Wladyslaw desceu do banquinho em que havia se sentado e caminhando através dos punhos, sai da estação de trem. O grupo não resistiu e começaram a troçar dele, gesticulando como macacos.
Wladyslaw, já muito tristonho, vira-se em direção e Samuel e de baixo para cima diz:
— Eu esperava mais de você, Samuel. Eu realmente esperava mais de você — Chorou.
— Wladyslaw!?
Os amigos se envergonharam com tudo aquilo, Marzella mais ainda por ter trago seu novo namorado para àquela situação.
— Vem só vocês, saio para lutar pela nossa querida e amada terra e quando volto, o que encontro? Meus amigos troçando de mim e minha noiva abraçada a outro homem. Onde está meu pai?
— Wladyslaw — Tomou a palavra o seu vizinho de porteira, Bosleław Wolski — Seu pai está morto. Ele morreu duas semanas depois que você partiu.
Wladyslaw soltou um grito surdo e caiu em lágrimas tão tristonhas que fizeram até os passantes chorarem com sua dor.
— Wladyslaw...
— Deixem-me! Eu só preciso ir à igreja.
— Certo, mas deixe-me levá-lo pelo menos — Pediu Samuel.

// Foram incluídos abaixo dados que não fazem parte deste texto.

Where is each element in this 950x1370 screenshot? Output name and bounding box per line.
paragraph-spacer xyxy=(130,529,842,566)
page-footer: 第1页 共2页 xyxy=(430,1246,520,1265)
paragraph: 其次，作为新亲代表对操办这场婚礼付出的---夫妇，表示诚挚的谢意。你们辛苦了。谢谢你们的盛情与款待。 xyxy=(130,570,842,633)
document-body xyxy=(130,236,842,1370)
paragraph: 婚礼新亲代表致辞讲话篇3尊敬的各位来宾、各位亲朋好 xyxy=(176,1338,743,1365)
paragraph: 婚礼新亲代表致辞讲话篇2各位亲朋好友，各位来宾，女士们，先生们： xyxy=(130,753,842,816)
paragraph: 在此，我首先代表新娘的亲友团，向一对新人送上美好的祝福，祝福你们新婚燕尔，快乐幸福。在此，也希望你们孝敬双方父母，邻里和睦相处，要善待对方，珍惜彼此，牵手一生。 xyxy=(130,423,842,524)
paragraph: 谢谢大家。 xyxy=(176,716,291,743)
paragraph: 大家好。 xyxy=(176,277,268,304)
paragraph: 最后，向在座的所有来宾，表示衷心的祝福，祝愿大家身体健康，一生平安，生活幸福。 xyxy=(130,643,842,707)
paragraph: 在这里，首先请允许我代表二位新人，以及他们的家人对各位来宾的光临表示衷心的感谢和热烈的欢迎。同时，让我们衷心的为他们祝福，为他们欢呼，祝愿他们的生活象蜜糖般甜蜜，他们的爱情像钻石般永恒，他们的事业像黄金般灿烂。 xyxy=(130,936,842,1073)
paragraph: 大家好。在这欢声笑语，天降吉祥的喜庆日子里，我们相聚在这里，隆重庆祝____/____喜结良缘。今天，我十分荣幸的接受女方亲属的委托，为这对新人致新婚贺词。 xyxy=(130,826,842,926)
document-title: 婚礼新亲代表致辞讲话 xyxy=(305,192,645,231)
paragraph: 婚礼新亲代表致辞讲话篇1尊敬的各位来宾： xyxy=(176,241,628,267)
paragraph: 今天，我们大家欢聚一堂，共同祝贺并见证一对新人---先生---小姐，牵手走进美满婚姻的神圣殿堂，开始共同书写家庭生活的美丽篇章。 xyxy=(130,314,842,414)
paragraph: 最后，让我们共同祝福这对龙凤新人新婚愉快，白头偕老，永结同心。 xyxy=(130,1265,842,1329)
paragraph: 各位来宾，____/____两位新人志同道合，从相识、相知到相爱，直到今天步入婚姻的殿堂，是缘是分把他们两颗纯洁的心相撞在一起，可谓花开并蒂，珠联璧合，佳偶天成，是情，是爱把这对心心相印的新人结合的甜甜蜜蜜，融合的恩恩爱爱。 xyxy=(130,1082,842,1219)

— Em minhas condições, não há como eu recusar.
Os cinco saíram em comboio em direção à saída da estação ferroviária, sentindo muito remorso, os amigos de Wladyslaw pediam para os passantes para não rirem e nem apontarem para o soldado desarmado, e Samuel pediu um cocheiro os levasse para a pequena igreja de São Cristovão, nos arredores da vila.
Ninguém tivera coragem de emitir um som, ninguém tivera coragem de emitir uma só palavra, todos pensavam que o melhor seria ficar calado.
— Bem, vocês, quando estou aqui, vocês são falantes, quando parto e vou embora, ninguém sequer se pronunciou a dizer que meu pai morrera. Quando volto, falam-me coisas ruins, quando me revelo, falam nada.
Ninguém teve a coragem de respondê-lo.
Não ficava longe a igrejinha e em cinco minutos, lá estavam os cinco nas escadas da casa de Deus.
Wladyslaw caminha vagarosamente dentre os degraus e defronta-se com uma gigantesca estátua de Jesus Cristo, o velho profeta da Judéia que tanto ouvira das palavras do padre, e a ele olhou.
Os dois se entendem em amargurante dor, sabem a dor da sangria, cada um a seu modo, mas ambos estão aleijados, e ambos estão muito magros e fracos. Ali, defronte do ícone de madeira, Wladyslaw joga 70 zlotys ao pé da escultura, dinheiro esse que conseguira com as esmolas, e em seguida reza em latim e faz o sinal da cruz.
— Wladyslaw! Wladyslaw!
Wladyslaw caiu de queixo na pedra lapidada do chão límpido da entrada da igreja e dali não mais levantou, o jovem soldado enfim descobrira que tudo que pedira antes, de nada adiantou em razão de ter se aventurado em outras coisas, agora depois de maduro, quando pedira para morrer, seu pedido fora atendido. Não acredito nesse messianismo xamânico a que chamam de cristianismo, mas essa é a verdade dos fatos tais como são narrados.